PM, President mark Wujek coal pit massacre

Hanna Bardo/PAP

PM Mateusz Morawiecki on Monday in Katowice, southern Poland, commemorated the 38th anniversary of the December 1981 Wujek massacre, in which communist riot police killed nine protesting miners in the city's Wujek coal mine.

Speaking at the ceremony, Morawiecki said Poland reflected the staunch will of the Poles to fight for a better tomorrow, freedom and solidarity. He added that the Wujek killings destroyed the Poles' freedom dreams, inspired by the 1980-81 rise of the anti-communist Solidarity Union.

"On that memorable day on which the communist regime struck out at Solidarity, it struck out at our dreams for a free Poland. We say that that was when the Solidarity festival ended," Morawiecki said.

Morawiecki said that the Wujek miners opposed a heavily armed communist side with only pickaxes, chains and screws, but possessed the courage to fight for their dreams of a better tomorrow.

In a letter written for the occasion, President Andrzej Duda wrote that the events in the Wujek pit marked the communist regime's biggest crime during the martial law years, and was the site "of a huge sacrifice in the name of freedom and solidarity."

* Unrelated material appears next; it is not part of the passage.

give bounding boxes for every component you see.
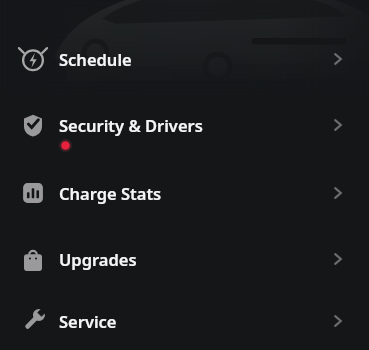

In his letter, Duda said that the Wujek riots broke out when Solidarity unionists stood up in defence of an arrested colleague, and gave rise to numerous protests in industrial plants countrywide.

"Let these commemorations strengthen our will to serve the Polish people and our values, thanks to which it has survived so many adversities," Duda wrote.

On December 16, 1981, three days after the imposition of martial law in Poland by the country's communist authorities, a strike in Katowice's Wujek coal mine was brutally suppressed by armoured riot police units. Nine miners were killed in the clashes.